I.− Emploi trans. Avoir pour une personne ou une chose une antipathie telle qu'on ne saurait la voir ou y penser sans éprouver un frémissement et un mouvement tendant à s'en éloigner ou à l'éloigner.
A.− [Le suj. est un n. de pers.]
1. [L'obj. est un n. de pers.] :
1. Et nous songeons à vous, les rois et les barons, Et nous vous exécrons et nous vous abhorrons! V. Hugo, La Légende des siècles,1883, p. 301.
2. Elle exposa son grand désir de pouvoir sortir de Blankenbourg, avant l'arrivée des prussiens. Elle les craignait, les abhorrait. E. Bourges, Le Crépuscule des dieux,1884, p. 28.
3. « Les incroyants me détestent, parce que je bafoue leurs sophismes, et les croyants m'abhorrent, parce que je conspue leur lâcheté. (...) » L. Bloy, Journal,1894, p. 136.
4. Ils [ces libres Autrichiens] regrettent ce Napoléon, qu'ils ont naguère abhorré. R. Rolland, Beethoven,t. 2, 1903, p. 596.
5. Je n'ignore pas combien on me déteste et combien la plupart de ceux qui m'abhorrent seraient embarrassés, si on exigeait qu'ils précisassent leurs griefs. L. Bloy, Journal,1904, p. 52.

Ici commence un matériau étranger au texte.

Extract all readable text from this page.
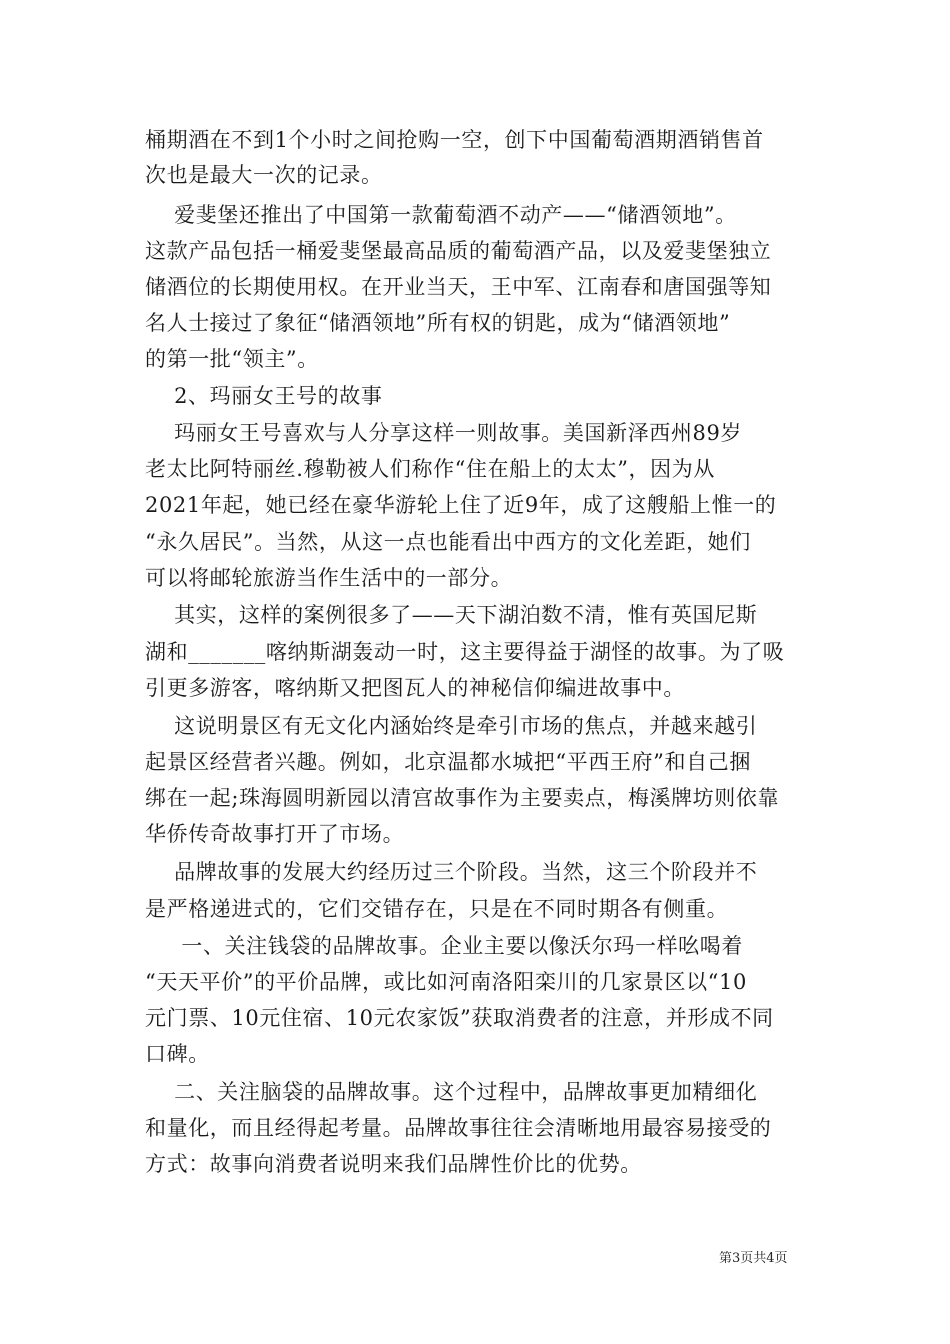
桶期酒在不到1个小时之间抢购一空，创下中国葡萄酒期酒销售首
次也是最大一次的记录。
爱斐堡还推出了中国第一款葡萄酒不动产——“储酒领地”。
这款产品包括一桶爱斐堡最高品质的葡萄酒产品，以及爱斐堡独立
储酒位的长期使用权。在开业当天，王中军、江南春和唐国强等知
名人士接过了象征“储酒领地”所有权的钥匙，成为“储酒领地”
的第一批“领主”。
2、玛丽女王号的故事
玛丽女王号喜欢与人分享这样一则故事。美国新泽西州89岁
老太比阿特丽丝.穆勒被人们称作“住在船上的太太”，因为从
2021年起，她已经在豪华游轮上住了近9年，成了这艘船上惟一的
“永久居民”。当然，从这一点也能看出中西方的文化差距，她们
可以将邮轮旅游当作生活中的一部分。
其实，这样的案例很多了——天下湖泊数不清，惟有英国尼斯
湖和_______喀纳斯湖轰动一时，这主要得益于湖怪的故事。为了吸
引更多游客，喀纳斯又把图瓦人的神秘信仰编进故事中。
这说明景区有无文化内涵始终是牵引市场的焦点，并越来越引
起景区经营者兴趣。例如，北京温都水城把“平西王府”和自己捆
绑在一起;珠海圆明新园以清宫故事作为主要卖点，梅溪牌坊则依靠
华侨传奇故事打开了市场。
品牌故事的发展大约经历过三个阶段。当然，这三个阶段并不
是严格递进式的，它们交错存在，只是在不同时期各有侧重。
一、关注钱袋的品牌故事。企业主要以像沃尔玛一样吆喝着
“天天平价”的平价品牌，或比如河南洛阳栾川的几家景区以“10
元门票、10元住宿、10元农家饭”获取消费者的注意，并形成不同
口碑。
二、关注脑袋的品牌故事。这个过程中，品牌故事更加精细化
和量化，而且经得起考量。品牌故事往往会清晰地用最容易接受的
方式：故事向消费者说明来我们品牌性价比的优势。
第3页共4页
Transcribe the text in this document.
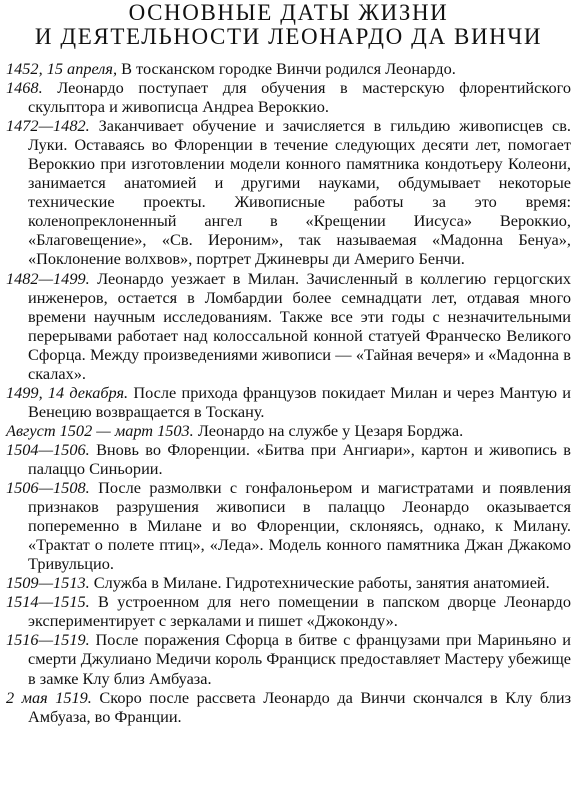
ОСНОВНЫЕ ДАТЫ ЖИЗНИ
И ДЕЯТЕЛЬНОСТИ ЛЕОНАРДО ДА ВИНЧИ

1452, 15 апреля, В тосканском городке Винчи родился Леонардо.

1468. Леонардо поступает для обучения в мастерскую флорентийского скульптора и живописца Андреа Вероккио.

1472—1482. Заканчивает обучение и зачисляется в гильдию живописцев св. Луки. Оставаясь во Флоренции в течение следующих десяти лет, помогает Вероккио при изготовлении модели конного памятника кондотьеру Колеони, занимается анатомией и другими науками, обдумывает некоторые технические проекты. Живописные работы за это время: коленопреклоненный ангел в «Крещении Иисуса» Вероккио, «Благовещение», «Св. Иероним», так называемая «Мадонна Бенуа», «Поклонение волхвов», портрет Джиневры ди Америго Бенчи.

1482—1499. Леонардо уезжает в Милан. Зачисленный в коллегию герцогских инженеров, остается в Ломбардии более семнадцати лет, отдавая много времени научным исследованиям. Также все эти годы с незначительными перерывами работает над колоссальной конной статуей Франческо Великого Сфорца. Между произведениями живописи — «Тайная вечеря» и «Мадонна в скалах».

1499, 14 декабря. После прихода французов покидает Милан и через Мантую и Венецию возвращается в Тоскану.

Август 1502 — март 1503. Леонардо на службе у Цезаря Борджа.

1504—1506. Вновь во Флоренции. «Битва при Ангиари», картон и живопись в палаццо Синьории.

1506—1508. После размолвки с гонфалоньером и магистратами и появления признаков разрушения живописи в палаццо Леонардо оказывается попеременно в Милане и во Флоренции, склоняясь, однако, к Милану. «Трактат о полете птиц», «Леда». Модель конного памятника Джан Джакомо Тривульцио.

1509—1513. Служба в Милане. Гидротехнические работы, занятия анатомией.

1514—1515. В устроенном для него помещении в папском дворце Леонардо экспериментирует с зеркалами и пишет «Джоконду».

1516—1519. После поражения Сфорца в битве с французами при Мариньяно и смерти Джулиано Медичи король Франциск предоставляет Мастеру убежище в замке Клу близ Амбуаза.

2 мая 1519. Скоро после рассвета Леонардо да Винчи скончался в Клу близ Амбуаза, во Франции.
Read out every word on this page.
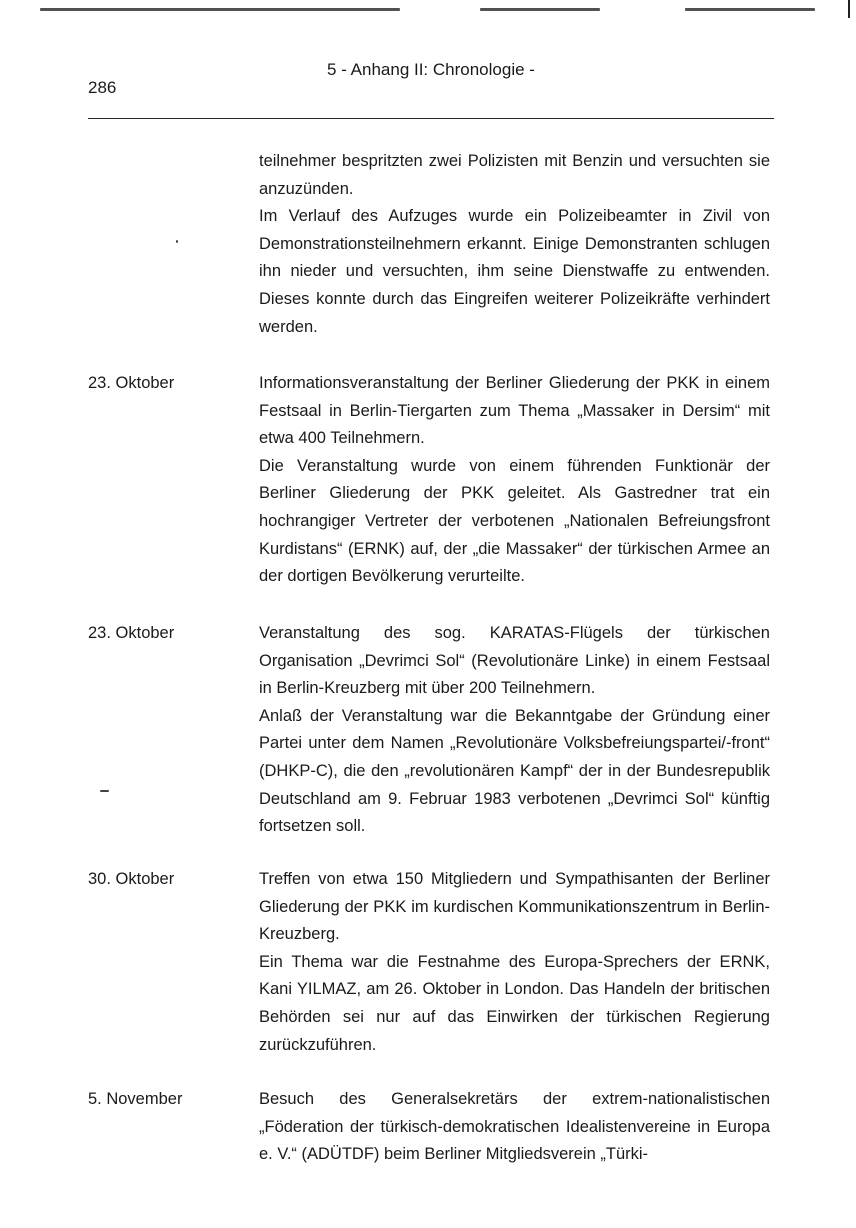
5 - Anhang II: Chronologie -
286

teilnehmer bespritzten zwei Polizisten mit Benzin und versuchten sie anzuzünden.

Im Verlauf des Aufzuges wurde ein Polizeibeamter in Zivil von Demonstrationsteilnehmern erkannt. Einige Demonstranten schlugen ihn nieder und versuchten, ihm seine Dienstwaffe zu entwenden. Dieses konnte durch das Eingreifen weiterer Polizeikräfte verhindert werden.

23. Oktober	Informationsveranstaltung der Berliner Gliederung der PKK in einem Festsaal in Berlin-Tiergarten zum Thema „Massaker in Dersim“ mit etwa 400 Teilnehmern.

Die Veranstaltung wurde von einem führenden Funktionär der Berliner Gliederung der PKK geleitet. Als Gastredner trat ein hochrangiger Vertreter der verbotenen „Nationalen Befreiungsfront Kurdistans“ (ERNK) auf, der „die Massaker“ der türkischen Armee an der dortigen Bevölkerung verurteilte.

23. Oktober	Veranstaltung des sog. KARATAS-Flügels der türkischen Organisation „Devrimci Sol“ (Revolutionäre Linke) in einem Festsaal in Berlin-Kreuzberg mit über 200 Teilnehmern.

Anlaß der Veranstaltung war die Bekanntgabe der Gründung einer Partei unter dem Namen „Revolutionäre Volksbefreiungspartei/-front“ (DHKP-C), die den „revolutionären Kampf“ der in der Bundesrepublik Deutschland am 9. Februar 1983 verbotenen „Devrimci Sol“ künftig fortsetzen soll.

30. Oktober	Treffen von etwa 150 Mitgliedern und Sympathisanten der Berliner Gliederung der PKK im kurdischen Kommunikationszentrum in Berlin-Kreuzberg.

Ein Thema war die Festnahme des Europa-Sprechers der ERNK, Kani YILMAZ, am 26. Oktober in London. Das Handeln der britischen Behörden sei nur auf das Einwirken der türkischen Regierung zurückzuführen.

5. November	Besuch des Generalsekretärs der extrem-nationalistischen „Föderation der türkisch-demokratischen Idealistenvereine in Europa e. V.“ (ADÜTDF) beim Berliner Mitgliedsverein „Türki-
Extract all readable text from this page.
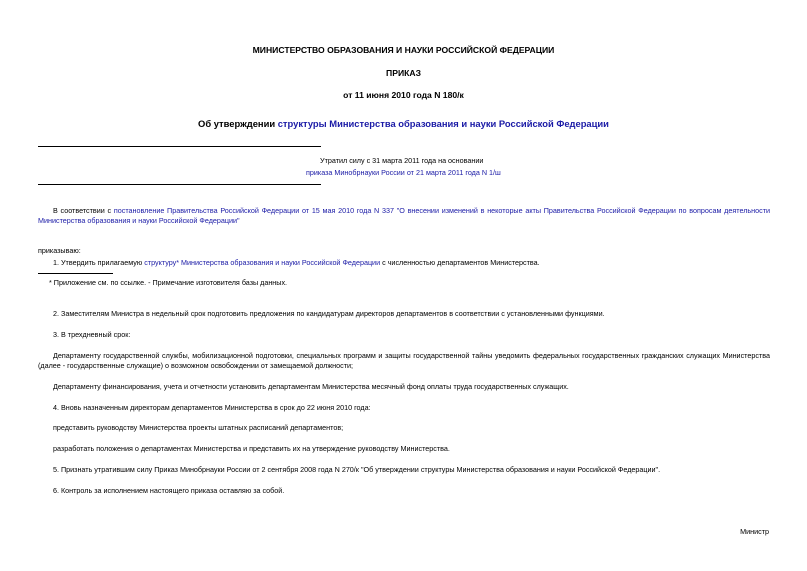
МИНИСТЕРСТВО ОБРАЗОВАНИЯ И НАУКИ РОССИЙСКОЙ ФЕДЕРАЦИИ
ПРИКАЗ
от 11 июня 2010 года N 180/к
Об утверждении структуры Министерства образования и науки Российской Федерации
Утратил силу с 31 марта 2011 года на основании
приказа Минобрнауки России от 21 марта 2011 года N 1/ш
В соответствии с постановление Правительства Российской Федерации от 15 мая 2010 года N 337 "О внесении изменений в некоторые акты Правительства Российской Федерации по вопросам деятельности Министерства образования и науки Российской Федерации"
приказываю:
1. Утвердить прилагаемую структуру* Министерства образования и науки Российской Федерации с численностью департаментов Министерства.
* Приложение см. по ссылке. - Примечание изготовителя базы данных.
2. Заместителям Министра в недельный срок подготовить предложения по кандидатурам директоров департаментов в соответствии с установленными функциями.
3. В трехдневный срок:
Департаменту государственной службы, мобилизационной подготовки, специальных программ и защиты государственной тайны уведомить федеральных государственных гражданских служащих Министерства (далее - государственные служащие) о возможном освобождении от замещаемой должности;
Департаменту финансирования, учета и отчетности установить департаментам Министерства месячный фонд оплаты труда государственных служащих.
4. Вновь назначенным директорам департаментов Министерства в срок до 22 июня 2010 года:
представить руководству Министерства проекты штатных расписаний департаментов;
разработать положения о департаментах Министерства и представить их на утверждение руководству Министерства.
5. Признать утратившим силу Приказ Минобрнауки России от 2 сентября 2008 года N 270/к "Об утверждении структуры Министерства образования и науки Российской Федерации".
6. Контроль за исполнением настоящего приказа оставляю за собой.
Министр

6. Sachez que votre action mauvaise est effacée En tant qu'il est de moi, et je suis en paix avec vous, Et que je ne vous méprise et abhorre point parce que vous êtes atteint et malade, Mais je vous traiterai comme un homme sain et Pierre de Craon, notre vieil ami, que je révère, aime et crains. P. Claudel, L'Annonce faite à Marie,Version pour la scène, Prol., 1948, p. 137.
2. [L'obj. désigne une chose en relation dir. ou indir. avec une pers.] :
7. Vingt bras l'ont enchaîné comme il parloit encore. Mais d'un sang criminel, de ce sang qu'il abhore, Le peuple, déposant son glaive redouté, Ne veut point de ses mains souiller la pureté; ... J.-L. Laya, L'Ami des loix,1793, V, p. 114.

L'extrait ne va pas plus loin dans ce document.